İstediğini yaptıracak güce ulaşamasa da istemediğini yaptırmamayı başaran bir CHP’nin Meclis’te daha hırçın davranması, özellikle yeni anayasa konusunda her türlü obstrüksiyon metoduna başvurması, sokağa daha çok çıkması, özellikle laik eğitim ve üniversitelere yapılan baskılar (bkz. ODTÜ) gibi konularda militan kampanyalar yürütmesi zorunlu görünüyor.

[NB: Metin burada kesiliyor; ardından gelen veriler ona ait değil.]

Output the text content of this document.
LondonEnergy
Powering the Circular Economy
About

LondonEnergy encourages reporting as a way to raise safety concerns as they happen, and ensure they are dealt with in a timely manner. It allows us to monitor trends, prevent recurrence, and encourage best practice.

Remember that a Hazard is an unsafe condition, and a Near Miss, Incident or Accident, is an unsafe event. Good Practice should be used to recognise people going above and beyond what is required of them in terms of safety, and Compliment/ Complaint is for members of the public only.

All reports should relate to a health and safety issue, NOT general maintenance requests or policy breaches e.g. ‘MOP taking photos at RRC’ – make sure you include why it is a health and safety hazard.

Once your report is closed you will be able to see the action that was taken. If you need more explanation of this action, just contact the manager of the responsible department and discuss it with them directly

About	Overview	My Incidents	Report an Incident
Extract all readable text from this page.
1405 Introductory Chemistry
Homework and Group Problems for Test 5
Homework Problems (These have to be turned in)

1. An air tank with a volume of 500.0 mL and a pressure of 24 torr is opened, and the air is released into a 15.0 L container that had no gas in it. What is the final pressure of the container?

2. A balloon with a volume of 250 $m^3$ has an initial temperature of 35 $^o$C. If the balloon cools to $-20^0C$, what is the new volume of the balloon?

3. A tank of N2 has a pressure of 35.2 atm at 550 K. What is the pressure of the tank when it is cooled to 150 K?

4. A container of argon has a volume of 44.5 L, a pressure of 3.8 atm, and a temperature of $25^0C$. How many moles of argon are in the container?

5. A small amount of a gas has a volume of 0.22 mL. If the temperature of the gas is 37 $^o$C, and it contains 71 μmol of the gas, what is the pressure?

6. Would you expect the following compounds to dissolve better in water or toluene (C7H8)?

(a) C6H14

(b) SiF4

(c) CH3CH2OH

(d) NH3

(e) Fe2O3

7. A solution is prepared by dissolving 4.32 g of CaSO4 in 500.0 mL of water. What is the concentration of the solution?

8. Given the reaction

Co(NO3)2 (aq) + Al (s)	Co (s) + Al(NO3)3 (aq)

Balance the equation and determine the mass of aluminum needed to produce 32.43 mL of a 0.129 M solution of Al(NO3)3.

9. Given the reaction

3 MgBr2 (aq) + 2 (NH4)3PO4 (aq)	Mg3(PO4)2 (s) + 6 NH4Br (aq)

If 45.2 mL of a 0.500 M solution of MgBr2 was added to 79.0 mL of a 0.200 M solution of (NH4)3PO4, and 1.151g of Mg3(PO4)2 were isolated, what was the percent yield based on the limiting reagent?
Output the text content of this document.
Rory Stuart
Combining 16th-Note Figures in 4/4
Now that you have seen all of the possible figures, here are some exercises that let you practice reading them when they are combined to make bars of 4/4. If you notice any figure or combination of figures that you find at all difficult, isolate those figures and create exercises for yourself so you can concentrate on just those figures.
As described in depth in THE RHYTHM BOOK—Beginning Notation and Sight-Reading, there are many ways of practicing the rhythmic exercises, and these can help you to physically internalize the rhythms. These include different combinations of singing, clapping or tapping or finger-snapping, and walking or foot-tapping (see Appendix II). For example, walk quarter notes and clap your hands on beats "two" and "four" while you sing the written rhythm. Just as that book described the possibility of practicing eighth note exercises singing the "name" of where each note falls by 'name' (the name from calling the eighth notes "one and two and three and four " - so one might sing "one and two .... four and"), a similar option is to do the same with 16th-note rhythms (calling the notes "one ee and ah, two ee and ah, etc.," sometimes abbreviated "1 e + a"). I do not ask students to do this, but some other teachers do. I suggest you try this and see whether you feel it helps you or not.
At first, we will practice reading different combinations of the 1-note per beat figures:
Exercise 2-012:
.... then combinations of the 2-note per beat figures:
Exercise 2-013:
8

Başka açılardan olmasa da siyaset yapma tarzı açısından Kürt siyasal hareketinin yakın geçmişini örnek almakta bir sakınca olmasa gerek. Bazen daha geniş kitlelere açılmanın yolu evvela kendi kitlenizi demir yumruk haline getirmekten geçer. Hedeflerinize her zaman ulaşamasanız bile en azından etkisizlikten kurtulursunuz. Kendine bile hayrı olmadığı görülen kimi güç odaklarının (İstanbul sermayesi yahut onun çıkarlarının sözcüsü olarak bilinen medya) uzlaştırmacı ve ılımlılaştırıcı yönlendirmeleri yerine partinin, öz potansiyeline dayanan bir siyaset gütmesi hiç kuşkusuz parti tabanı tarafından da heyecanla karşılanacaktır.